Le haut du corps d'Anastasia s'inclinait vers l'avant alors qu'elle commençait à dessiner sur le parchemin, ses yeux marron emplis de concentration. Elle dessina un pont qu'elle se souvenait avoir emprunté en courant avec sa sœur. Deux heures plus tard, les couloirs du palais étaient devenus silencieux car la plupart des gens étaient allés se coucher.
"Ah !" Le visage d'Anastasia se crispa lorsque le charbon se cassa en non pas deux, mais trois petits morceaux. Elle murmura, "Et dire que c'était presque fini." Ses doigts étaient couverts de la poudre noire qui appartenait au charbon.
D'habitude, lorsqu'un tel incident se produisait, elle arrêtait de dessiner pour la journée. Mais ce soir-là, elle ressentit le besoin de finir ce qu'elle avait commencé. Se mordant la lèvre inférieure, pensive, elle se leva.

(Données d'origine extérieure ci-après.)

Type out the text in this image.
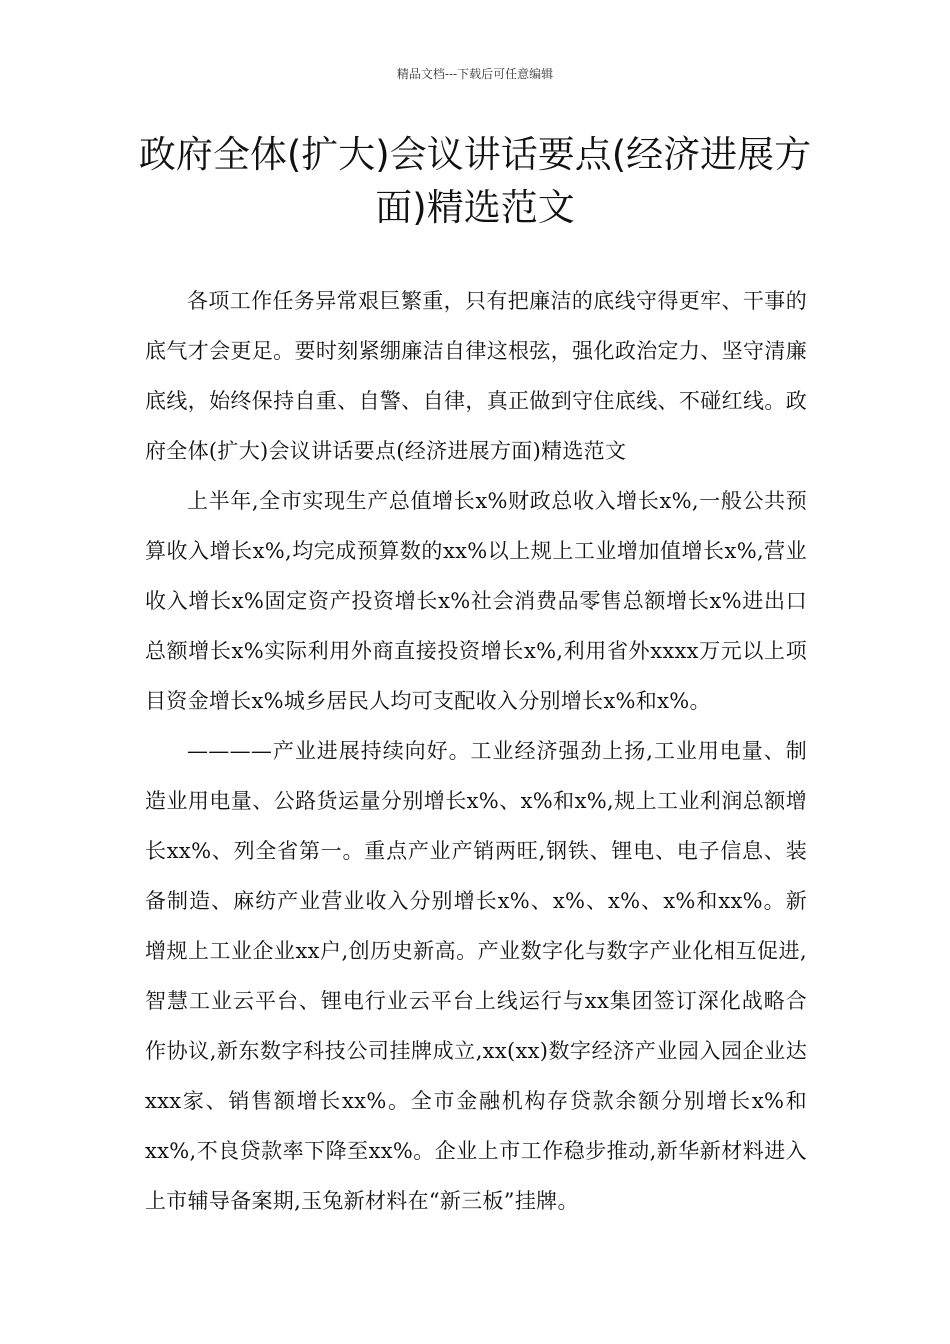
精品文档---下载后可任意编辑
政府全体(扩大)会议讲话要点(经济进展方面)精选范文

各项工作任务异常艰巨繁重，只有把廉洁的底线守得更牢、干事的底气才会更足。要时刻紧绷廉洁自律这根弦，强化政治定力、坚守清廉底线，始终保持自重、自警、自律，真正做到守住底线、不碰红线。政府全体(扩大)会议讲话要点(经济进展方面)精选范文

上半年,全市实现生产总值增长x%财政总收入增长x%,一般公共预算收入增长x%,均完成预算数的xx%以上规上工业增加值增长x%,营业收入增长x%固定资产投资增长x%社会消费品零售总额增长x%进出口总额增长x%实际利用外商直接投资增长x%,利用省外xxxx万元以上项目资金增长x%城乡居民人均可支配收入分别增长x%和x%。

————产业进展持续向好。工业经济强劲上扬,工业用电量、制造业用电量、公路货运量分别增长x%、x%和x%,规上工业利润总额增长xx%、列全省第一。重点产业产销两旺,钢铁、锂电、电子信息、装备制造、麻纺产业营业收入分别增长x%、x%、x%、x%和xx%。新增规上工业企业xx户,创历史新高。产业数字化与数字产业化相互促进,智慧工业云平台、锂电行业云平台上线运行与xx集团签订深化战略合作协议,新东数字科技公司挂牌成立,xx(xx)数字经济产业园入园企业达xxx家、销售额增长xx%。全市金融机构存贷款余额分别增长x%和xx%,不良贷款率下降至xx%。企业上市工作稳步推动,新华新材料进入上市辅导备案期,玉兔新材料在“新三板”挂牌。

Enroulant un châle sur ses épaules, elle sortit de la chambre.
Anastasia déambula dans le couloir désert, ses pas rapides car elle ne voulait que prendre un autre morceau de charbon avant de retourner dans sa chambre. Les torches aux murs, qui brûlaient plus tôt, s'étaient atténuées, rendant les couloirs légèrement sombres.
Sachant où trouver ce qu'elle cherchait, Anastasia entra dans une des chambres et ramassa un morceau de charbon froid. Elle se faufilait sur la pointe des pieds pour retourner dans les quartiers des domestiques, mais en chemin, elle aperçut quelque chose bouger. Lorsqu'elle se retourna, ses yeux se posèrent sur le prince tristement célèbre de la famille Blackthorn.
Dante Blackthorn.
'Que fait-il hors de sa chambre à une telle heure ?' se demanda Anastasia, cachée derrière un épais pilier aux sculptures et dessins complexes, jetant un œil par-delà celui-ci.
Anastasia était consciente qu'elle avait la curiosité d'un chat, ce qui pouvait la conduire à sa perte. C'est pourquoi elle décida de faire demi-tour et de retourner dans sa chambre. Mais le vent de la nuit souffla juste sur elle, similaire à ce qu'il avait été dans le Bazar.
D'une main tenant le charbon, elle voulut arranger son châle de l'autre main et le châle glissa et lui échappa, s'envolant derrière elle.
"Où vas-tu ?!" murmura Anastasia, se retournant et suivant le châle qui glissait sur le sol. "Reviens…!" Si seulement le châle pouvait l'entendre, pensa-t-elle, se reprochant ses paroles absurdes.
Mais quand Anastasia franchit deux autres piliers dans le couloir et s'apprêtait à ramasser le châle, un léger soupir s'échappa de ses lèvres. C'était parce qu'elle remarqua quelque chose bouger dans les ombres, rendant ses mains et ses pieds glacés.
Effrayée, elle tenta de reculer ses pieds, mais glissa sur le sol de marbre lisse.
La personne émergea de l'ombre du pilier et des arbres du jardin de ce côté du palais intérieur. Quand Anastasia leva les yeux pour voir qui se cachait dans les ombres, ses yeux s'écarquillèrent en voyant Dante. Sa gorge se dessécha, ne le voyant là où elle l'avait aperçu disparaître un instant plus tôt.